The single greatest Spaghetti Western you haven’t heard of, The Great Silence is a beautifully bleak film, and one of the most influential of the genre. Directed by Sergio Corbucci (the second most prolific Sergio in Italian Westerns) it’s an incredibly violent, relentlessly unforgiving film, that’s nonetheless beautiful in its fatalism.
Corbucci reveled in playing around with Western tropes- while most have the same sunny, sandy environment, his films tend to have more unusual settings, Django is muddy and miserable, while The Great Silence is set in snow covered mountains, which only adds to the harsh feel of the film.
During a severe blizzard, the townspeople of Snow Hill resort to stealing food to survive. As a result the town’s corrupt banker (Luigi Pistilli) brands them all outlaws, driving them into the hills and attracting a gang of bounty killers, led by the deliciously evil Tigrero (Klaus Kinski). The hired guns ruthlessly execute the warrants on the outlaws, killing their targets in cold blood, until the arrival of an enigmatic, mute gunslinger named Silence (Jean Louis Trintignant) threatens their livelihoods.

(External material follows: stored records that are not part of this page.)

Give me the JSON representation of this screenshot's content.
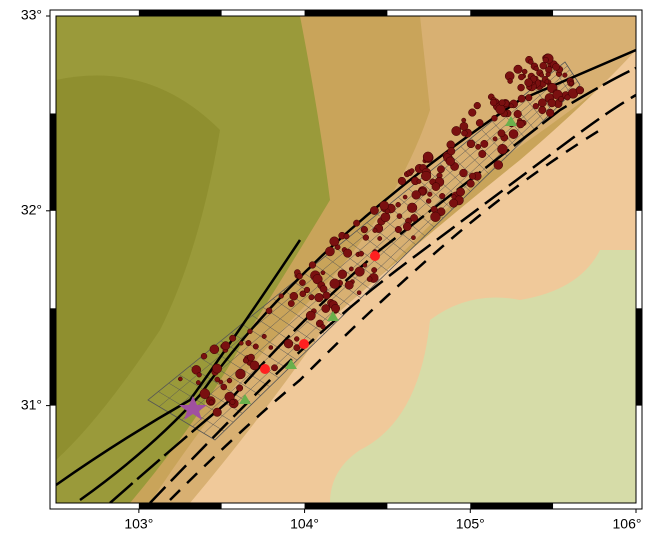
{
  "map": {
    "xlim": [
      102.5,
      106
    ],
    "ylim": [
      30.5,
      33
    ],
    "xticks": [
      {
        "value": 103,
        "label": "103°"
      },
      {
        "value": 104,
        "label": "104°"
      },
      {
        "value": 105,
        "label": "105°"
      },
      {
        "value": 106,
        "label": "106°"
      }
    ],
    "yticks": [
      {
        "value": 31,
        "label": "31°"
      },
      {
        "value": 32,
        "label": "32°"
      },
      {
        "value": 33,
        "label": "33°"
      }
    ]
  }
}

Silence is a unique protagonist in Spaghetti Westerns. He has more of a moral code than the characters played by Eastwood in the Dollars trilogy, only killing in self-defence, but maiming the villains who surrender to him by shooting off their thumbs. Trintignant has had an incredible career, appearing in at least four outright masterpieces – as the calm young prosecutor in Z , the reluctant hitman in The Conformist and the lead in Amour. He’s an inspired choice for Silence (accepting the role on the condition he didn’t have to speak a word) clad in black with a unique Mauser pistol. In an entirely non-verbal performance, he manages to be cool and impassive in his scenes with Kinski and reveals a more vulnerable side in his scenes with Vonetta McGee‘s grieving widow.

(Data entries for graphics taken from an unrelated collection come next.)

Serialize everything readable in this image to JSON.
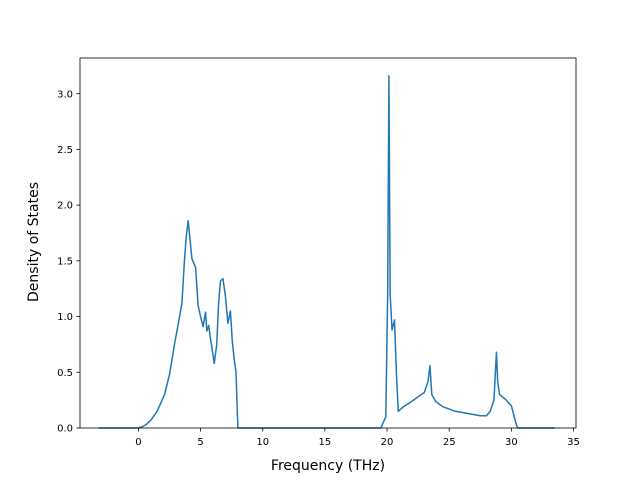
{
  "chart_data": {
    "type": "line",
    "title": "",
    "xlabel": "Frequency (THz)",
    "ylabel": "Density of States",
    "xlim": [
      -4.7,
      35.2
    ],
    "ylim": [
      0.0,
      3.32
    ],
    "xticks": [
      0,
      5,
      10,
      15,
      20,
      25,
      30,
      35
    ],
    "yticks": [
      0.0,
      0.5,
      1.0,
      1.5,
      2.0,
      2.5,
      3.0
    ],
    "xtick_labels": [
      "0",
      "5",
      "10",
      "15",
      "20",
      "25",
      "30",
      "35"
    ],
    "ytick_labels": [
      "0.0",
      "0.5",
      "1.0",
      "1.5",
      "2.0",
      "2.5",
      "3.0"
    ],
    "grid": false,
    "colors": {
      "line": "#1f77b4",
      "axes": "#000000",
      "background": "#ffffff"
    },
    "series": [
      {
        "x": [
          -3.2,
          0.0,
          0.3,
          0.6,
          1.0,
          1.5,
          1.9,
          2.1,
          2.5,
          2.9,
          3.2,
          3.5,
          3.7,
          3.85,
          4.0,
          4.1,
          4.3,
          4.6,
          4.8,
          5.0,
          5.2,
          5.4,
          5.5,
          5.65,
          5.8,
          5.9,
          6.1,
          6.3,
          6.45,
          6.6,
          6.8,
          7.0,
          7.2,
          7.4,
          7.55,
          7.7,
          7.85,
          8.0,
          8.2,
          8.3,
          8.45,
          9.0,
          10.0,
          15.0,
          19.5,
          19.9,
          20.05,
          20.15,
          20.25,
          20.4,
          20.6,
          20.75,
          20.9,
          21.1,
          21.3,
          21.6,
          22.0,
          22.5,
          23.0,
          23.3,
          23.45,
          23.6,
          23.9,
          24.5,
          25.5,
          26.5,
          27.5,
          28.0,
          28.3,
          28.6,
          28.8,
          28.9,
          29.05,
          29.5,
          30.0,
          30.35,
          30.5,
          31.0,
          33.5
        ],
        "y": [
          0.0,
          0.0,
          0.01,
          0.03,
          0.07,
          0.15,
          0.25,
          0.3,
          0.48,
          0.75,
          0.93,
          1.12,
          1.5,
          1.72,
          1.86,
          1.75,
          1.52,
          1.44,
          1.1,
          1.0,
          0.91,
          1.04,
          0.87,
          0.92,
          0.8,
          0.73,
          0.58,
          0.75,
          1.12,
          1.32,
          1.34,
          1.18,
          0.94,
          1.05,
          0.78,
          0.62,
          0.5,
          0.0,
          0.0,
          0.0,
          0.0,
          0.0,
          0.0,
          0.0,
          0.0,
          0.1,
          1.2,
          3.16,
          1.2,
          0.88,
          0.97,
          0.5,
          0.15,
          0.17,
          0.19,
          0.21,
          0.24,
          0.28,
          0.32,
          0.42,
          0.56,
          0.3,
          0.24,
          0.19,
          0.15,
          0.13,
          0.11,
          0.11,
          0.15,
          0.25,
          0.68,
          0.42,
          0.3,
          0.26,
          0.2,
          0.05,
          0.0,
          0.0,
          0.0
        ]
      }
    ]
  }
}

Despite Kinski’s reputation as the most temperamental actor in cinema history, this seemed to have been a relatively harmonious shoot (by his standards anyway – he still nearly provoked actor Frank Wolff into strangling him!). Maybe he recognised the quality of the role, as he clearly relishes getting his teeth into his character. He makes Tigrero (or Loco, depending on which version you watch) one of the most pragmatic, malevolent western villains of all time. He operates within the parameters of the law, but plays fast and loose with his interpretation of this. In a genre obsessed with ideas of honour, Tigrero is uniquely uninterested in a fair fight. He knows Silence is faster on the draw than him so he simply refuses to be coaxed into a gunfight with him, playing entirely on his terms.
The film cast a huge shadow over westerns, with Tarantino in particular paying homage in The Hateful Eight, with the snowy setting, and the way Tigrero collects his bounties by stacking his bodies on top of the stagecoach. Ennio Morricone’s score is also iconic – it’s not as flamboyant or technically impressive as his work with Sergio Leone, but it’s still my personal favourite of his work in the genre; a sorrowful melody that is entirely appropriate for the film itself.
My love for Spaghetti Westerns is well documented on this site (See also here and here) but The Great Silence represents the very pinnacle of the genre. It’s hardly a feelgood film, with perhaps the bleakest ending of any western, but it remains eminently watchable due to its uniquely pessimistic tone, striking cinematography and iconic performances from the two leads.
This presentation by Eureka, taken from a 2K restoration, is the best this film has ever looked, and it comes with a ton of extras. There are few people I’d rather listen to talking about film than Alex Cox, and he’s all over this release. His commentary track, and the short featurette Cox On Corbucci are both insightful, engaging and thoroughly interesting. Other features include two alternate endings, brand new audio commentaries from Western expert Howard Hughes and filmmaker Mike Siegel, a new interview with author Austin Fisher and a 1968 documentary, Western, Italian Style.